Chicago managed to hold its own fairly well against the New York team. Indeed, the Cubs beat the New Yorks on the series for the season, but there were other clubs, Pittsburgh, St. Louis and Cincinnati, which won from Chicago when victories were most needed by the Cubs, and their hope to capture the pennant deserted them as they were making their last trip through the east.
The race was not without its bright side for Chicago. Even if the Cubs did finish third for the first time since Chance had been manager of the organization, it was a welcome sight to see Evers apparently in as good form as ever and Zimmerman so strong with the bat that the leadership of the batters finally returned to Chicago after it had been absent for years.
Cincinnati, under the management of Henry O'Day, finished fourth in the race. It was by no means a weak showing for the new manager, in view of the team which he was compelled to handle. Until the New York club played its first series in Cincinnati, which began May 18, the Reds were booming along at the top of the league, apparently with no intention that they might ever drop back. It was New York that won three out of the five games played and took the lead in the race, and when that happened Cincinnati never was in front again.
To the other managers, who had been watching the work of the Cincinnatis it was apparent that sooner or later the break would have to come for the reason that, as the season progressed, better pitching would have to be faced by the Cincinnati club, while it was doubtful whether the Cincinnati pitchers could do any better than they were doing. The manager seemed to have known this, for when the break did come and the Reds began to totter, he said in reference to their downfall that no team could be expected to win with only ordinary pitching to assist it.
In this manner Cincinnati played through the middle of the season always just a little behind most of its opponents.
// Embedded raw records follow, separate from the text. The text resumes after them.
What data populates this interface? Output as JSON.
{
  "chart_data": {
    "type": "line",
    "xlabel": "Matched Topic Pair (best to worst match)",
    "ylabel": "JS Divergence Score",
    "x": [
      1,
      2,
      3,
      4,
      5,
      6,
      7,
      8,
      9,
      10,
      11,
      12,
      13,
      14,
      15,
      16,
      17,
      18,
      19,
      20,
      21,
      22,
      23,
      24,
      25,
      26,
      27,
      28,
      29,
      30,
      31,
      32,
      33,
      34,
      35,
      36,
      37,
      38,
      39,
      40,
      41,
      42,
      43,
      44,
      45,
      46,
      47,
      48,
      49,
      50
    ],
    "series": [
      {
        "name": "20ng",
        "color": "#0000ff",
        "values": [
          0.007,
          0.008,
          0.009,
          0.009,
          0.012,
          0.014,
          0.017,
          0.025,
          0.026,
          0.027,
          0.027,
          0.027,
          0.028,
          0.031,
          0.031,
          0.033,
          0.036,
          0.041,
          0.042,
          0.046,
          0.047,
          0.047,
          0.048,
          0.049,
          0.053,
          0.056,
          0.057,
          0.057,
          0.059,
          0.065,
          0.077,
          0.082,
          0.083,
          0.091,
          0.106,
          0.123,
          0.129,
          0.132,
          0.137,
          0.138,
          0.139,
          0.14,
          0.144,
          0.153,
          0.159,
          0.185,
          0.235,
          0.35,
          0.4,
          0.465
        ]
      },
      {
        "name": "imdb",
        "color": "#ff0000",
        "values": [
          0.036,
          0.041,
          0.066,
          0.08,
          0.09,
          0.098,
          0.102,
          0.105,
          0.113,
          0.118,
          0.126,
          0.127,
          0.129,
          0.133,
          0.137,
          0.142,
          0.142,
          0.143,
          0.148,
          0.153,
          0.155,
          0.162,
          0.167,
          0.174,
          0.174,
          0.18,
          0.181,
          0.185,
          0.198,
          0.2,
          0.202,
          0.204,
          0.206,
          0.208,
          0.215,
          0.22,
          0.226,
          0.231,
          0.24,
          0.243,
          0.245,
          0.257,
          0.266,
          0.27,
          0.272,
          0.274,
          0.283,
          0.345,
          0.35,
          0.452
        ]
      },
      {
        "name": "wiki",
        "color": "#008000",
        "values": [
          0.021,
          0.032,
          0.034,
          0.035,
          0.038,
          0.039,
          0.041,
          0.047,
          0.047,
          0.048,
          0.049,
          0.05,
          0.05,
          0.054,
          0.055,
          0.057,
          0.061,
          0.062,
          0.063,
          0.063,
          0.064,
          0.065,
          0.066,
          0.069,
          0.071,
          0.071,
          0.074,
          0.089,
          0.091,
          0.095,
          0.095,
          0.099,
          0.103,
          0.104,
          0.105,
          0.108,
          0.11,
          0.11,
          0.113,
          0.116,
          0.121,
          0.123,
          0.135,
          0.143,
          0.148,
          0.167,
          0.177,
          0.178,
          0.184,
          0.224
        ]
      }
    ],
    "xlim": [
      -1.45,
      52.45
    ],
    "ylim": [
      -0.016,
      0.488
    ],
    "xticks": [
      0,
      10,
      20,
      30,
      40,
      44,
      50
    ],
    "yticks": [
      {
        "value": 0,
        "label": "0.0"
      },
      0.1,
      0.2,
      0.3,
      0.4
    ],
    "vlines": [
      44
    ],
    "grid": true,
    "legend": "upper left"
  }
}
As the latter days of the year began to dawn the Reds began to improve and not the least of which was in the better work of the pitchers.
They did well enough to beat Philadelphia for fourth place, and while O'Day did not have the satisfaction of finding his first year as a manager generous enough to him to make him the runner-up for the championship team, he actually put his club in the first division, which is something in which many managers have failed and some of them managers of long experience.
Misfortune and ill luck always attaches itself in a minor degree to every team which engages in a championship contest, but most assuredly Philadelphia had more of its share of reverses through accidents to players and illness than any team of the National League. Yet the Philadelphias were courageous players from whom little complaint was heard. They took their misfortunes with what grace they could and played ball with what success they could achieve, whether they had their best team in the field or their poorest.
Strangely enough they played an important part in the results of the race. Frequently they defeated the Chicagos, all too frequently for the comfort of the Chicago Base Ball enthusiasts, and when the loss of a game or two by the Philadelphias to the Chicagos might have turned the race temporarily one way or the other, the Philadelphias, with decided conviction, refused to lose.